Credit: Clayton Raithel
Conductor and countertenor Tim Keeler is sought after as both a performer and an educator. He is a member of the Choir of Trinity Wall Street and sings as a frequent soloist throughout New York City. He performs weekly Bach cantatas with Bach Vespers at Holy Trinity Lutheran Church and appears regularly with TENET, New York’s preeminent early music ensemble. He has recorded with the Grammy-nominated vocal quartet New York Polyphony and will make his Carnegie Hall debut in February 2017 with the British early music ensemble, Gallicantus. Also an avid proponent of new and challenging repertoire, Tim is a core member of Ekmeles, a vocal ensemble based in New York City dedicated to contemporary, avant-garde and infrequently-performed vocal repertoire.
Tim is the artistic director of Trident Ensemble, a new all-male vocal ensemble dedicated to novel and perceptive programming. Their first season of well-received concerts included the US premiere of Shostakovich’s Loyalty, a reflective and searching work for male choir written on the 100th anniversary of Vladimir Lenin’s death.
As an educator, Tim is in demand both in New York and around the world. He conducts the choirs at the Special Music School High School in Manhattan and works closely with the Young People’s Chorus of New York City as a vocal coach and satellite school conductor. He is also the choral conductor for Juilliard’s new Summer Performing Arts Program, an international summer course collaboration with Nord Anglia Education.

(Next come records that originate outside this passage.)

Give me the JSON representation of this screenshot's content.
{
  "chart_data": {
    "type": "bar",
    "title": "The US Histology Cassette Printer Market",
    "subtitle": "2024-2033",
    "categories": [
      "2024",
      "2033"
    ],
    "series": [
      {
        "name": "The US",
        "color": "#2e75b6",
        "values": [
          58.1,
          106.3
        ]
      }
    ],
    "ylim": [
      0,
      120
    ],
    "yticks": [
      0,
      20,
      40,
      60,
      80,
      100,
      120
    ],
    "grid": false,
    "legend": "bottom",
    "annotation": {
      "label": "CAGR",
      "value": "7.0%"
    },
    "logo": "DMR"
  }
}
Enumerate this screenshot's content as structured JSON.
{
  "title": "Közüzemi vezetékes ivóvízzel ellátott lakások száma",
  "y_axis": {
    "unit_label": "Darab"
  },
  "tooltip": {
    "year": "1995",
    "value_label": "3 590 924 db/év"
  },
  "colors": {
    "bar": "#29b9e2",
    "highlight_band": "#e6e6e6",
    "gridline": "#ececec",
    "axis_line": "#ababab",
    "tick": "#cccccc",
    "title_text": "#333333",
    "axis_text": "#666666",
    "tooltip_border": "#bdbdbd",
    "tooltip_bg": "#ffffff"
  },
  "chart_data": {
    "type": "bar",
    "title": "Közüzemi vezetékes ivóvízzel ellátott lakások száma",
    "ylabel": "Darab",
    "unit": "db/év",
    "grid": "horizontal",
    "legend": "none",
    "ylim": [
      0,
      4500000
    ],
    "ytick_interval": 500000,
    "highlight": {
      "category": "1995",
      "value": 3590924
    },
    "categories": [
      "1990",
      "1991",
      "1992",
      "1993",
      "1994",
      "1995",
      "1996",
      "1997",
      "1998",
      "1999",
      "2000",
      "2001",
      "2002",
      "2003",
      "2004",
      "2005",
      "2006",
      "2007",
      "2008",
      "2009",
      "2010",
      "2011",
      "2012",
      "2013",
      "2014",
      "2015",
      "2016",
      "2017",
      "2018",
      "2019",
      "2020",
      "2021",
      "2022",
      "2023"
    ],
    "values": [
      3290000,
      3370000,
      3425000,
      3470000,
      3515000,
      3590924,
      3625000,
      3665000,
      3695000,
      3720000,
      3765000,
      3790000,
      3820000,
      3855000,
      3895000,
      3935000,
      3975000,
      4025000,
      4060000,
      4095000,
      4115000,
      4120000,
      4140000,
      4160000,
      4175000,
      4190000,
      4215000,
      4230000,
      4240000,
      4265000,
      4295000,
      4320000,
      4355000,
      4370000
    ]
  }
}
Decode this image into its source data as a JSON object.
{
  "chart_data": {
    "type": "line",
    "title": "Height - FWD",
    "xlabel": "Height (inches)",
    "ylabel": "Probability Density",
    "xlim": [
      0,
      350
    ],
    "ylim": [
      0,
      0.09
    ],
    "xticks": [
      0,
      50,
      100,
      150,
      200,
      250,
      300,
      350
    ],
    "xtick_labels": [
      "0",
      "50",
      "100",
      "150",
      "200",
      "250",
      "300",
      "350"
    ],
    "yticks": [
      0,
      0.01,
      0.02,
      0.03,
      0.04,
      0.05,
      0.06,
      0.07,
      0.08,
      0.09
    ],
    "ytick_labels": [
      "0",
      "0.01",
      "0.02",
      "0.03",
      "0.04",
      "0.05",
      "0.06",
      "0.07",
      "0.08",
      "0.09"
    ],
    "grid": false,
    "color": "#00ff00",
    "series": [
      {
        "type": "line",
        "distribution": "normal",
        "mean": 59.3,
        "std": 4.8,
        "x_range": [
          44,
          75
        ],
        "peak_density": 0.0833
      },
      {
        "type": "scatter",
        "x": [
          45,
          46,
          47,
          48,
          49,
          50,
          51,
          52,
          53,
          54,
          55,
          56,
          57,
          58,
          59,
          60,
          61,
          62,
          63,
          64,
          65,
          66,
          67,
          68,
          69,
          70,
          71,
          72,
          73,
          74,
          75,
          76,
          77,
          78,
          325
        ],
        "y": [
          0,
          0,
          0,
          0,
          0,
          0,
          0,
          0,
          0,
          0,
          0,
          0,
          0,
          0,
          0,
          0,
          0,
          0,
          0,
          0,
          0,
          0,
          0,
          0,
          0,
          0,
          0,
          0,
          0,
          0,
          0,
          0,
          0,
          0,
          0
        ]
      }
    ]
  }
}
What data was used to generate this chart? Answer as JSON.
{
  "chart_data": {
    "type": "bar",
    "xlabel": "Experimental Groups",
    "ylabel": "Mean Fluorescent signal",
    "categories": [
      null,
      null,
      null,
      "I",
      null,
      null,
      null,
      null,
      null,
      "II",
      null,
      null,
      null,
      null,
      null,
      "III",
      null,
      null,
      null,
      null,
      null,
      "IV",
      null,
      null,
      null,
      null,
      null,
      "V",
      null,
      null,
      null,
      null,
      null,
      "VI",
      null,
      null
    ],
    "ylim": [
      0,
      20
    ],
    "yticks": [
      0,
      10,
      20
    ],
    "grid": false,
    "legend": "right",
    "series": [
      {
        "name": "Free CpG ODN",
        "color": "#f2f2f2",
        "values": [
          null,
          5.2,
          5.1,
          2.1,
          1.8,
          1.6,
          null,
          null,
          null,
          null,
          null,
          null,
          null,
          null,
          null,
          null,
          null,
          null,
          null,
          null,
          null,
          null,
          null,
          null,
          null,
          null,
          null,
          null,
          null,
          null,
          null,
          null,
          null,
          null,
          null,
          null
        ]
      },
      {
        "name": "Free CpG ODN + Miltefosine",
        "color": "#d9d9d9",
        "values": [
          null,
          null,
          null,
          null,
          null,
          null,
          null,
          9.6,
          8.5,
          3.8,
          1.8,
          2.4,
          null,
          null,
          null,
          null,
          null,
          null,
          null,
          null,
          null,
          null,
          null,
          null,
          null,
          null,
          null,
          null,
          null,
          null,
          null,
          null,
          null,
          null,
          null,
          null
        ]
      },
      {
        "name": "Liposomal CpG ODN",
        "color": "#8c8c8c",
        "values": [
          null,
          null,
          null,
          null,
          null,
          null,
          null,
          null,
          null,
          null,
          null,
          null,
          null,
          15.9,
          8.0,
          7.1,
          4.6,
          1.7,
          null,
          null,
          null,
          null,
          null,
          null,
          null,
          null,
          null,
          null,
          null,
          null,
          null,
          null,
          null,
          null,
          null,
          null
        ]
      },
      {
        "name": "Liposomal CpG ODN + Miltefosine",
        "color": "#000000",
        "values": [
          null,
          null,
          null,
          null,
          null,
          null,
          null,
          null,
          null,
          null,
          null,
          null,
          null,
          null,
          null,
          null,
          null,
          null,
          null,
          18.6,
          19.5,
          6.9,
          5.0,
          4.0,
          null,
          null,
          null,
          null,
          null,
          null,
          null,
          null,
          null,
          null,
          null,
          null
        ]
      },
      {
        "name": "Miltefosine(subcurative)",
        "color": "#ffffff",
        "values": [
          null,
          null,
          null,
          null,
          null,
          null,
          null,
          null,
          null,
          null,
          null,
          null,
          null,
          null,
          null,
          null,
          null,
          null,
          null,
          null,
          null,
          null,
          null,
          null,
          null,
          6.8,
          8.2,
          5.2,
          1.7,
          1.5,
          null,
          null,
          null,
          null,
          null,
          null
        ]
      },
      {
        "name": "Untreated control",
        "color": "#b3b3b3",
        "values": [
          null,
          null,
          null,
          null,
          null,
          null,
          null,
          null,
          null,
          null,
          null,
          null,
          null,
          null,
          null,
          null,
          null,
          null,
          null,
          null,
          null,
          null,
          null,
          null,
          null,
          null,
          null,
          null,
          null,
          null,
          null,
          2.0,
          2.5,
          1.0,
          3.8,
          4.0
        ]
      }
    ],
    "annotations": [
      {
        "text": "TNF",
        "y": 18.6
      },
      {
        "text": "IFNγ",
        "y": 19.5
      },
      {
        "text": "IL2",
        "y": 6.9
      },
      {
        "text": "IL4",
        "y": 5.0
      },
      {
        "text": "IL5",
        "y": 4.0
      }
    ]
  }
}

Tim holds an AB in Music from Princeton University with certificates in Vocal Performance and Computer Science, an MPhil in Music and Science from Cambridge University, and an MM in Choral Conducting from the University of Michigan. While studying at the University of Michigan, Tim conducted numerous University ensembles and served as assistant conductor of the Grammy-award winning UMS Choral Union, preparing the choir for performances with Leonard Slatkin and the Detroit Symphony Orchestra. His dissertation at Cambridge explored statistical methods used in natural language processing and unsupervised machine learning as applied to musical phrase detection and segmentation.